Qui. Abr 25th, 2024
Artigo e foto recolhidos do SNPC

Diz que é, provavelmente, a última entrevista: José Mattoso, distinguido pela Igreja católica com o prémio Árvore da Vida-Padre Manuel Antunes, fala hoje, no semanário “Expresso”, da História, da mudança da vida religiosa para a laical, da investigação «de um tempo sujeito a um sem-fim de ideias feitas», da relação com Deus e de alguns dos traços do Portugal atual, marcado pela ruralidade e por uma distribuição da riqueza «muito desigual».

«Para mim, a História está em segundo plano. O mais importante é a relação com Deus. Ou seja, a vida contemplativa, como existência consagrada a Deus por meio da oração comunitária, do estudo da palavra divina e do trabalho necessário ao sustento da comunidade»: é a primeira resposta à entrevista de Luciana Leiderfarb.

Para o historiador de 88 anos, a promessa pacificadora para a humanidade «é efetivamente a de Jesus Cristo que vem ao mundo para mostrar, pela sua própria vida, que Deus não é o Javé implacável do Antigo Testamento, mas o Pai que nos dá a vida e perdoa as nossas faltas».

«Não sou historiador por opção profissional, mas para ser fiel à vocação monástica, na medida das minhas capacidades, tal como eu a entendi nessa altura», assinala, no contexto da sua entrada em Singeverga, ao tempo «o único mosteiro contemplativo masculino existente em Portugal», onde veio a perceber que «a vida religiosa era muito mais ativa do que contemplativa».

Verificando a sua «incompatibilidade» com a vida seguida no mosteiro, pediu a dispensa dos votos religiosos, que lhe foi concedida, e voltou «à vida laica». Para José Mattoso, uma das características atribuídas à vida conventual, a reclusão, não é um exclusivo da cela ou do isolamento no campo, mas do «silêncio: silêncio para escutar a voz de Deus e interiorizar a palavra de Jesus no Evangelho».

Depois do casamento, ligou-se, com a mulher, à fraternidade secular dos Irmãozinhos de Charles de Foucauld. De onde nasce essa pertença? «Nas vésperas do Concílio Vaticano II, tomaram relevo os agrupamentos religiosos que procuravam dar testemunho do Evangelho nos bairros mais pobres por meio de uma presença discreta e silenciosa (foi a época dos Padres Operários).
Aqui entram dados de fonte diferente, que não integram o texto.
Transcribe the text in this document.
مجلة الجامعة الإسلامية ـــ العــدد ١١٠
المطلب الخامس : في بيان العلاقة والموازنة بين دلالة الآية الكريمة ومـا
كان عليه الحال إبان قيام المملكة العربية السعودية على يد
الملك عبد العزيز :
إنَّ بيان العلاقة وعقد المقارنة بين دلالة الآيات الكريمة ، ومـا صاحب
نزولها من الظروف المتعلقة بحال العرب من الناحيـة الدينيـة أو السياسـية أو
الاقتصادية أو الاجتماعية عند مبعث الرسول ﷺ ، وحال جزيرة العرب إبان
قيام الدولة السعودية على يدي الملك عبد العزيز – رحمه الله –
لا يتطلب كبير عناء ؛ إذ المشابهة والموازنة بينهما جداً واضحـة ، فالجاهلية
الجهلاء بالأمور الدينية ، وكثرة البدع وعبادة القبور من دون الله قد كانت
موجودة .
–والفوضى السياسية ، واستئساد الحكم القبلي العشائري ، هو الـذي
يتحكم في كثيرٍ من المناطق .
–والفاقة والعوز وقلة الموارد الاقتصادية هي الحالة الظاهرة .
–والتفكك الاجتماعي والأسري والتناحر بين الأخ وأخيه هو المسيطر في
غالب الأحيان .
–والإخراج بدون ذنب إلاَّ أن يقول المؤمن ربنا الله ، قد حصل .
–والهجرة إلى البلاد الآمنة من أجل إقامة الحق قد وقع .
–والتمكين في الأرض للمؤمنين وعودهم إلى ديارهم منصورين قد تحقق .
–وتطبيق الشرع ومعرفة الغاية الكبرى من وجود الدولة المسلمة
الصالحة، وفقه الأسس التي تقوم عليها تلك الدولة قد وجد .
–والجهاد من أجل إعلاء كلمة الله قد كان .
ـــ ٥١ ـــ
Foi o modelo que o P. Charles de Foucauld adotou em meio muçulmano.»

«Estas tentativas inseriam-se no ambiente renovador do Concílio Vaticano II. Tive contacto direto com elas quando frequentei o curso de Ciências Históricas na Universidade de Lovaina, na Bélgica», explicou.

Profundo estudioso da História Medieval, José Mattoso acentua que «o conceito de Idade das Trevas aplicado à Idade Média resulta de um equívoco ou de ignorância pura e simples», e por isso «o pressuposto depreciativo da expressão só revela a ignorância de quem a usa».

«É verdade que a cultura medieval muitas vezes confundia magia e superstição com religião autêntica, e que via milagres e intervenções divinas um pouco por toda a parte. Mas não podemos generalizar a toda a sociedade o que consideramos crendice. Também não podemos esquecer o incalculável valor da arte medieval expressa nas grandes catedrais, nem a genialidade do pensamento teológico demonstrada por um autor como São Tomás de Aquino. Não são produtos das trevas», frisou.

Nesta entrevista, respondida, segundo a jornalista, «com empenho e generosidade», José Mattoso «dedicou-se a responder a mais de 20 questões», enviadas previamente, porque a doença de Parkinson o impede de uma conversa telefónica e a pandemia inviabilizou um encontro.